Venison steaks in Marsala
Skill level: Bit of effort
Push the boat out with these venison steaks in Marsala. They’re so easy to cook and the Masala sauces adds a great flavour and moist texture to the steaks making them ooze with flavour. Serve on a bed of rice with some fresh greens and this dish would make the perfect Valentine’s dinner or weekend treat for a couple. You could try this recipe with beef steak instead and it should work just as well. Top with grated orange or lemon for a sweet and tangy burst of flavour and enjoy.
- 2 venison steaks, about 125g each
- 6 juniper berries, lightly crushed
- 3 tbsps Marsala (or sweet sherry)
- Beef Stock Pot or cube
- Grated zest and juice of 1 large orange
- A knob of butter
- Plus green veg and potatoes, to serve
Add freshly ground black pepper but no salt to the sauce, as there is salt in the concentrated stock.
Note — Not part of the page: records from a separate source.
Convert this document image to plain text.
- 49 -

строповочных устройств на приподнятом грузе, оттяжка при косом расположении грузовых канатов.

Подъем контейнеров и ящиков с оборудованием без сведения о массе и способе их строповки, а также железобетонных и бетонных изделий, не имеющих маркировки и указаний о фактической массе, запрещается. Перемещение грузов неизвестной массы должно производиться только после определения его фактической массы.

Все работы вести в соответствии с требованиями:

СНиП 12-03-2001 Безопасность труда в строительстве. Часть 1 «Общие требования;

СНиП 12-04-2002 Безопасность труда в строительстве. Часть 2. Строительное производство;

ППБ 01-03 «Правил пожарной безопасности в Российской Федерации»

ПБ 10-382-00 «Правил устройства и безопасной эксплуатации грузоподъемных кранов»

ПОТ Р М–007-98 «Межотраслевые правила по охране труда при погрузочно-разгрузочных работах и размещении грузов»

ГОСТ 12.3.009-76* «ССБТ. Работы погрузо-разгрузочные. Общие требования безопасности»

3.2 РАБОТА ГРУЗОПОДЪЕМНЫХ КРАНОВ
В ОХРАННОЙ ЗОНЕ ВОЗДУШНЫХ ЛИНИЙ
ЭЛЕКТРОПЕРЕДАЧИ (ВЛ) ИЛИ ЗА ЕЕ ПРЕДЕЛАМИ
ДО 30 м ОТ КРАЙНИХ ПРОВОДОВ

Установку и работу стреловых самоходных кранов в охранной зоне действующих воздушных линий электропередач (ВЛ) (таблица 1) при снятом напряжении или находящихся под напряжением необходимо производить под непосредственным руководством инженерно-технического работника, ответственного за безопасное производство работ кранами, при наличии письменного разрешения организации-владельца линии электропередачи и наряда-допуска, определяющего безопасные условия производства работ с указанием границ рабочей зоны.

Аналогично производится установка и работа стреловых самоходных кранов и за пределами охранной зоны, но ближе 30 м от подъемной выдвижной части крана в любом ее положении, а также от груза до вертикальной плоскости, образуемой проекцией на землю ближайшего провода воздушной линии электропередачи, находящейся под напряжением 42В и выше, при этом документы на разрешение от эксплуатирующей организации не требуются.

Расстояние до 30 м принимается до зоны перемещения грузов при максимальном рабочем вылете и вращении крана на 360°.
- Heat the butter in a small frying pan until just bubbling. Add the venison steaks and fry gently for 3-5 mins on each side, depending on how thick they are.
- Take the steaks out of the pan and wrap them in foil to keep them warm.
- Add the juniper berries, Marsala, stock (no water) and orange juice to the pan. Bring to the boil, stirring, and simmer for a couple of mins, until the sauce has reduced.
- Put the steaks back in the pan, with the grated orange zest, for half a minute to warm them through.
- Serve the steaks and sauce with potatoes and greens.
Nutritional information per portion
- Calories 190(kcal)
- Fat 2.0g
- Saturates 1.0g
This nutritional information is only a guide and is based on 2,000 calories per day. For more information on eating a healthy diet, please visit the Food Standards Agency website.
Guideline Daily Amount for 2,000 calories per day are: 70g fat, 20g saturated fat, 90g sugar, 6g salt.